In my blog post two weeks ago, I discussed the optimism that North Korean defectors have about the possibility of change in North Korea. Since then, I have heard from a few North Korean refugees who are not convinced. It isn't 100 percent uniform, but I have noticed a general split between defectors and refugees when it comes to prospects for change in North Korea.
Defectors versus refugees? Some people may ask: What's the difference between defectors and refugees? From my observation, defectors escaped after being insiders who had lost faith in the regime. Refugees escaped because they were starving or because of other life-and-death issues that were not blatantly political. Some refugees can become defectors after they learn about the reality of North Korea once they are free people able to read beyond texts required by the regime's brainwashers.
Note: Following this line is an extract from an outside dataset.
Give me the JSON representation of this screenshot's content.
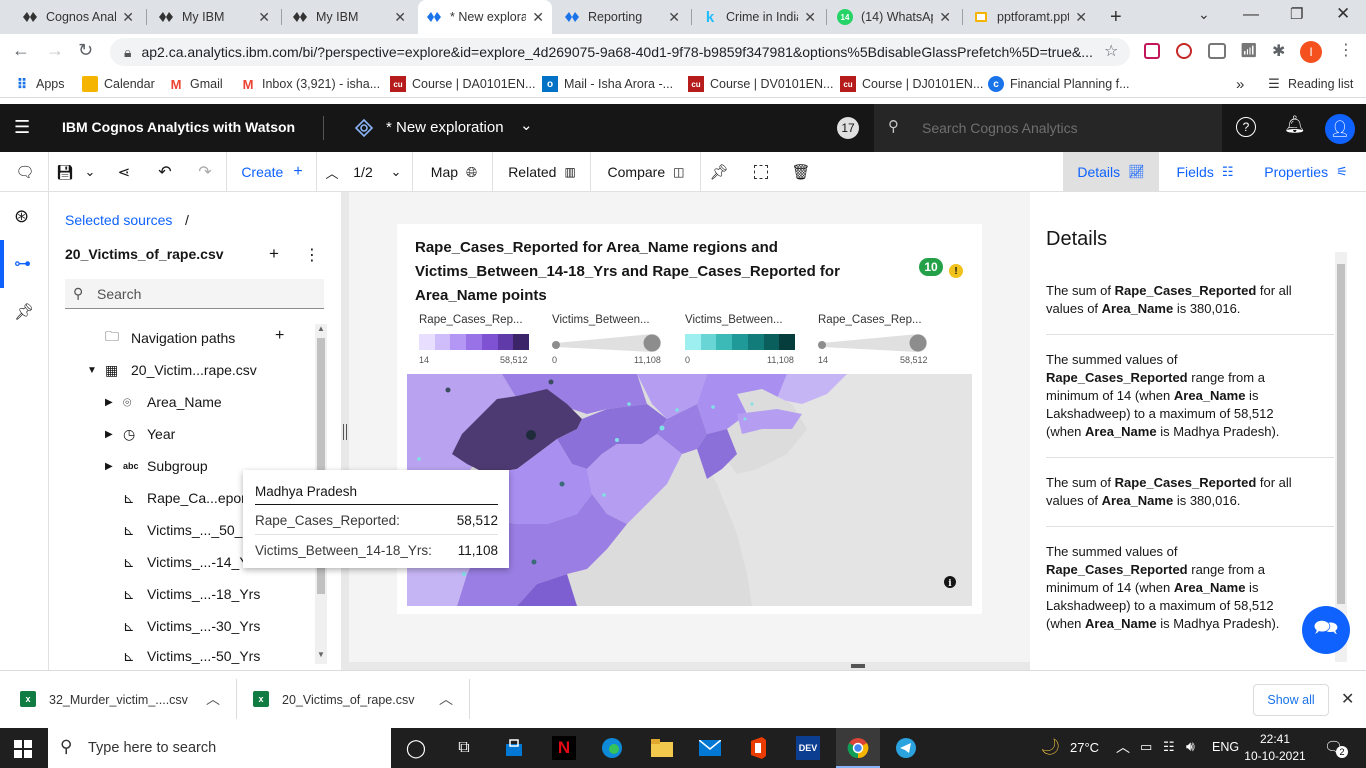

So who is right, the optimistic defectors that I quoted last week or the pessimistic refugees who have been telling me that those experts are wrong?
At the moment, the wind is behind the backs of the optimists. It has been a sprint, not a marathon, to get negotiations between the USA and North Korea started. Within a short time, we have gone from Donald Trump and Kim Jong-un hurling insults at each other and risking war, to the prospect of them actually sitting down and having real negotiations. Who would have believed this was possible when they were calling each other "dotard" and "rocket man," and talking about the location and size of their nuclear buttons?
North Korea seems to be more flexible than ever. Why? One refugee who arrived last year suspects that North Korea is still playing the game of offering just enough to entice the United States to the negotiation table and to excite progressives in South Korea. Whereas as some of the elite defectors believe those insiders are willing to adapt to save themselves, the refugee who arrived last year says those insiders are just trying to get through the current crisis before they return to nuclear development.
The optimists point to Kim Jong-un losing the trust of the insiders and never really gaining the respect of the people. The dictator puppet was trotted out, got booed, so the insiders are trying something new.
Who is right? The defectors I quoted last week who see change on the horizon or the North Korean refugees who don't believe North Korea can change? World leaders may be ready to make a deal with Kim Jong-un, but what about the refugees who went through so much to escape from North Korea or those who lost their family members to the Kim dictator killing machine? And what about North Koreans in North Korea who are still the recipients of brainwashing and oppression by the North Korean dictatorship?
Even if reunification comes quickly, the split between defectors and refugees suggests it won't be easy even within North Korea ― something defectors and refugees may agree on.
Casey Lartigue Jr. is co-founder of the Teach North Korean Refugees Global Education Center.